Eben dieses Schreiben findet der Schriftsteller Stefan Hertmans fast 1000 Jahre später. Fasziniert von diesem in Kairo jahrhundertelang verborgenen Stück Papier, beginnt Hertmans über die junge Frau und ihren Leidensweg nachzuforschen. Besonders fesselnd war für ihn der Gedanke, dass diese real existierende Person in demselben Ort gewohnt hat, in dem er heute auch wohnt. Stefan Hertmans beschreibt mit seiner Protagonistin eine starke Frauenfigur, die versucht ihr oft hartes Leben zu bewältigen. Dabei stellte er sich die Frage, wie Frauen überhaupt lebten um das Jahr 1096. So ging dem Buch eine lange Zeit der Recherchearbeit voraus.
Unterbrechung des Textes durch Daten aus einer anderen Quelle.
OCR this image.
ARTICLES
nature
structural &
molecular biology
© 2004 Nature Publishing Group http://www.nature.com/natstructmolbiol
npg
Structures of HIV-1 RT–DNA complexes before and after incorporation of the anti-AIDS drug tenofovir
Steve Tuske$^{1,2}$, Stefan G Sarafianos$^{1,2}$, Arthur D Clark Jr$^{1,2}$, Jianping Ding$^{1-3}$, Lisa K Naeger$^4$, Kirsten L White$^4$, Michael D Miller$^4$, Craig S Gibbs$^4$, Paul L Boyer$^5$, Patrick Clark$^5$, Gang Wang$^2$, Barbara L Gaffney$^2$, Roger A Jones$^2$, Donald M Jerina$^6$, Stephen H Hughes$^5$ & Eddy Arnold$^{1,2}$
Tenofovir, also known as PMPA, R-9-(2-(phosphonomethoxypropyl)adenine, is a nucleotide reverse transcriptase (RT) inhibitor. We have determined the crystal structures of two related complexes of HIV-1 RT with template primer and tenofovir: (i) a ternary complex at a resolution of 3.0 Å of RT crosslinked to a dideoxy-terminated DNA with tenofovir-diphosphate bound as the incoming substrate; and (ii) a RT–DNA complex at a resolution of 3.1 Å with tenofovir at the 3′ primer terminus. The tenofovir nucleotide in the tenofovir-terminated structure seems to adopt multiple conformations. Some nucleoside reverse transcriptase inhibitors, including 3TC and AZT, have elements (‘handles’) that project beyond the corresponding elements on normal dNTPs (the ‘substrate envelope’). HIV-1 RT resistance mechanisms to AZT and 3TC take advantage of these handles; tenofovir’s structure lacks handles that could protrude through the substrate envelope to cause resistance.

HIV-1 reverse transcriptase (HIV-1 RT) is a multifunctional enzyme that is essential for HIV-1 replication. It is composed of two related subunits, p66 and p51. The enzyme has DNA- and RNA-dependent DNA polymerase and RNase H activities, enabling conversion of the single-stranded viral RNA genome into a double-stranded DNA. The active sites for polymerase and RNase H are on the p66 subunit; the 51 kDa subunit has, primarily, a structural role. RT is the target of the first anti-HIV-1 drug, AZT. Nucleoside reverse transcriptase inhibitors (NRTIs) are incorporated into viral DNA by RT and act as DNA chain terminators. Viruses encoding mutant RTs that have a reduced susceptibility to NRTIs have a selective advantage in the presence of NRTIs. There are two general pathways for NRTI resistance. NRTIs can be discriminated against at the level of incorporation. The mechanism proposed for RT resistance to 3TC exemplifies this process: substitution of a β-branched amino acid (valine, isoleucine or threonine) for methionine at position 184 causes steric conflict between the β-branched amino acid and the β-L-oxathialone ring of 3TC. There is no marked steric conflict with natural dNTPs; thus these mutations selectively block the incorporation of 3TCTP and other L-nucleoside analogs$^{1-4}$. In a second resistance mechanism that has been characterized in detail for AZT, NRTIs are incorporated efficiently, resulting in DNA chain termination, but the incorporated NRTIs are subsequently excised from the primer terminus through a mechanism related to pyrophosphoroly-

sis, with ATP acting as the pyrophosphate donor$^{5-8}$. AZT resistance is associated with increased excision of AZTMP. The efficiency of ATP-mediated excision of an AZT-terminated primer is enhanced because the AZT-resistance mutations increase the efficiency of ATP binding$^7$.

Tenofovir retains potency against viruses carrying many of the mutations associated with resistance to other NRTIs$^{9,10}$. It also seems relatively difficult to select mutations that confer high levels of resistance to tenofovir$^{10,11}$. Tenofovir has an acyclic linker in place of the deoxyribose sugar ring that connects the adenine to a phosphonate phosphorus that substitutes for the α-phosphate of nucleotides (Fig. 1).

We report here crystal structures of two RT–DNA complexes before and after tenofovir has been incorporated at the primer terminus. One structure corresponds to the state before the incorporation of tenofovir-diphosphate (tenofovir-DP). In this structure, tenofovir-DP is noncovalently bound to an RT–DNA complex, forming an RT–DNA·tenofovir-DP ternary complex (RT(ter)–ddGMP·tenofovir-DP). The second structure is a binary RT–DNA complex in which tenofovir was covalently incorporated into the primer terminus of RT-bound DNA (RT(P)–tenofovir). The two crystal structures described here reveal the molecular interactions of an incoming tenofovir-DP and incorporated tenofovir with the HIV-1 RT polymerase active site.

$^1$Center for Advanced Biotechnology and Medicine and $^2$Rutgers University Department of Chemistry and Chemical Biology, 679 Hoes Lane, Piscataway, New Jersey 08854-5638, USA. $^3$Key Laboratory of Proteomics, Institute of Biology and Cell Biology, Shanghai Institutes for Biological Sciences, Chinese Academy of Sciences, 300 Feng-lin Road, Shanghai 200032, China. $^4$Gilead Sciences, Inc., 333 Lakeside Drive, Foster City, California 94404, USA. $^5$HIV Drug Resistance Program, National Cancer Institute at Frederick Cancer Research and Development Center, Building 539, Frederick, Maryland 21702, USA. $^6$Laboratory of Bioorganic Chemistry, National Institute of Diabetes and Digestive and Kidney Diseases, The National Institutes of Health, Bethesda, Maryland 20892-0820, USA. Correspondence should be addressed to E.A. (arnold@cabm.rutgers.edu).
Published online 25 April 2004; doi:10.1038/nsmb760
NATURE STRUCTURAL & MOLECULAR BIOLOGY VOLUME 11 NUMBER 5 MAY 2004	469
Viele Berichte und Texte mussten gelesen werden, damit ein authentisches Bild des damaligen Lebens gezeichnet werden konnte.

Der in Belgien geborene Autor erzählt die Geschichte einer jungen Frau und gleichzeitig berichtet er von seiner eigenen Spurensuche nach ihr. Der Leser ist dabei manchmal ganz nah beim Autor und manchmal ganz nah bei der Protagonistin. Denn dem Schriftsteller war es wichtig, seine Figur über die Zeiten hinweg in die Gegenwart zu holen. Somit ist der Roman Die Fremde kein klassischer Historienroman, keine kurzweilige Zeitreise in den Mittelmeerraum des 11. Jahrhunderts, sondern eher eine Verschmelzung der Epochen miteinander.

Zudem spiegelt das Buch das aktuelle Thema der Flucht wider, bei dem das Mittelmeer zum zentralen Ereignisort wird. Aktualität und Realität sind die essenziellen Bestandteile dieses Buchs und ein Anspruch, den der Autor an sich selbst gestellt hat.